Ce groupe est aussi lié à deux albums très importants dans la carrière tardive de Plant, Lullaby and... The Ceaseless Roar et Carry Fire. Pour un lecteur curieux, c’est là que l’évolution est la plus lisible: moins de démonstration, plus de relief, et un vrai goût pour les textures qui prennent le temps de respirer.

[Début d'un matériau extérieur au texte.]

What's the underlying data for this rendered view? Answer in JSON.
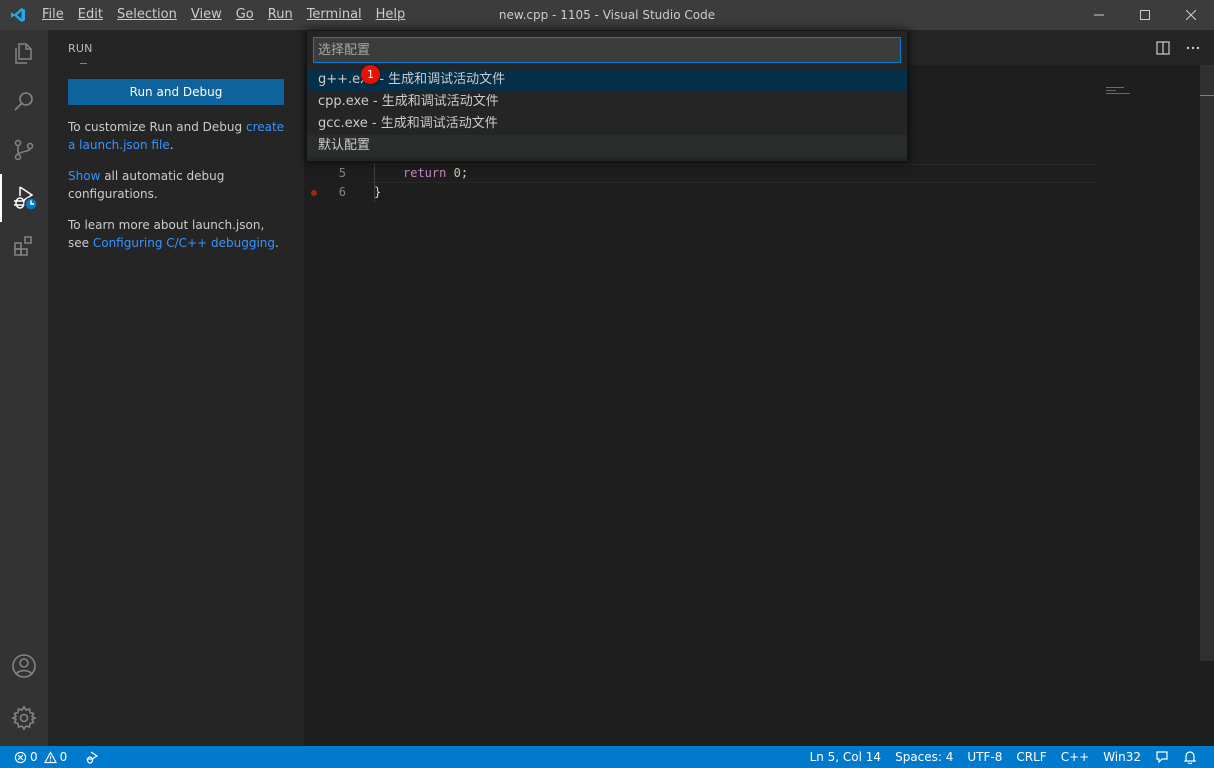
{
  "window": {
    "title": "new.cpp - 1105 - Visual Studio Code",
    "menu": [
      "File",
      "Edit",
      "Selection",
      "View",
      "Go",
      "Run",
      "Terminal",
      "Help"
    ],
    "menu_mnemonic_index": [
      0,
      0,
      0,
      0,
      0,
      0,
      0,
      0
    ]
  },
  "activity_bar": {
    "items": [
      "files-icon",
      "search-icon",
      "source-control-icon",
      "run-debug-icon",
      "extensions-icon"
    ],
    "active": "run-debug-icon",
    "bottom": [
      "accounts-icon",
      "manage-gear-icon"
    ]
  },
  "sidebar": {
    "title": "RUN",
    "run_button": "Run and Debug",
    "p1_text": "To customize Run and Debug ",
    "p1_link": "create a launch.json file",
    "p1_end": ".",
    "p2_link": "Show",
    "p2_text": " all automatic debug configurations.",
    "p3_text": "To learn more about launch.json, see ",
    "p3_link": "Configuring C/C++ debugging",
    "p3_end": "."
  },
  "editor": {
    "lines": [
      {
        "number": "5",
        "keyword": "return",
        "rest": " ",
        "value": "0",
        "end": ";"
      },
      {
        "number": "6",
        "text": "}"
      }
    ],
    "breakpoint_line": "6"
  },
  "quick_pick": {
    "placeholder": "选择配置",
    "value": "",
    "items": [
      "g++.exe - 生成和调试活动文件",
      "cpp.exe - 生成和调试活动文件",
      "gcc.exe - 生成和调试活动文件",
      "默认配置"
    ],
    "selected_index": 0,
    "badge": "1"
  },
  "status_bar": {
    "errors": "0",
    "warnings": "0",
    "position": "Ln 5, Col 14",
    "spaces": "Spaces: 4",
    "encoding": "UTF-8",
    "eol": "CRLF",
    "language": "C++",
    "platform": "Win32"
  },
  "colors": {
    "accent": "#007acc",
    "button": "#0e639c",
    "link": "#3794ff",
    "badge": "#e51400",
    "breakpoint": "#a1260d"
  }
}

En clair, Strange Sensation et Sensational Space Shifters montrent le même Plant, mais à un autre stade de maturité. Il ne cherche plus à prouver qu’il peut dominer un mur de son; il cherche à faire tenir ensemble des musiciens très différents dans une même cohérence. C’est ce chemin qui mène naturellement à sa formation la plus récente.
Saving Grace, la formation la plus actuelle en 2026
En 2026, Saving Grace est la formation qu’il faut retenir en priorité si l’on veut comprendre Robert Plant au présent. Le noyau connu associe Robert Plant à Suzi Dian au chant, avec Oli Jefferson à la batterie, Tony Kelsey à la guitare, Matt Worley au banjo et aux cordes, et Barney Morse-Brown au violoncelle. Le projet est moins frontal qu’un groupe rock classique et beaucoup plus nuancé dans ses dynamiques.
Ce qui me semble le plus intéressant ici, c’est la place donnée à la voix de Suzi Dian. On n’est pas dans le schéma “frontman avec accompagnateurs”, mais dans une vraie conversation musicale. Le résultat prend du sens si l’on aime les formes dépouillées, les arrangements respirés et les chansons qui gagnent en intensité sans forcer le volume.
Le site officiel de Robert Plant continue d’ailleurs de mettre ce projet en avant en 2026, ce qui confirme qu’il ne s’agit pas d’un simple chapitre de passage. Pour le lecteur, la lecture est simple: si vous voulez suivre Plant tel qu’il existe maintenant, c’est vers Saving Grace qu’il faut regarder en premier.
Comment je retiendrais les bons noms selon la période
Si je devais résumer tout cela de façon vraiment pratique, je garderais une grille très simple en tête. Elle évite les confusions et permet de reconnaître immédiatement à quel moment de la carrière de Plant un nom appartient.
- Période mythique : Led Zeppelin, avec Plant, Page, John Paul Jones et John Bonham.
- Période fondatrice : Band of Joy, utile pour comprendre les racines de Plant et son lien avec John Bonham.
- Période R&B : The Honeydrippers, qui montre son goût pour le swing et le vintage.
- Période de retrouvailles : Page and Plant, où le duo se reconstruit sans reprendre exactement la formule originelle.
- Période roots et aventureuse : Strange Sensation puis Sensational Space Shifters.
- Période actuelle : Saving Grace, avec Suzi Dian et une instrumentation très acoustique.
Au fond, la bonne façon de lire la carrière de Robert Plant, c’est de suivre les musiciens qui l’entourent autant que ses albums. C’est là que l’on voit vraiment son évolution: d’un rock monumental à des formations plus libres, plus roots et plus ouvertes, sans jamais perdre la personnalité de sa voix.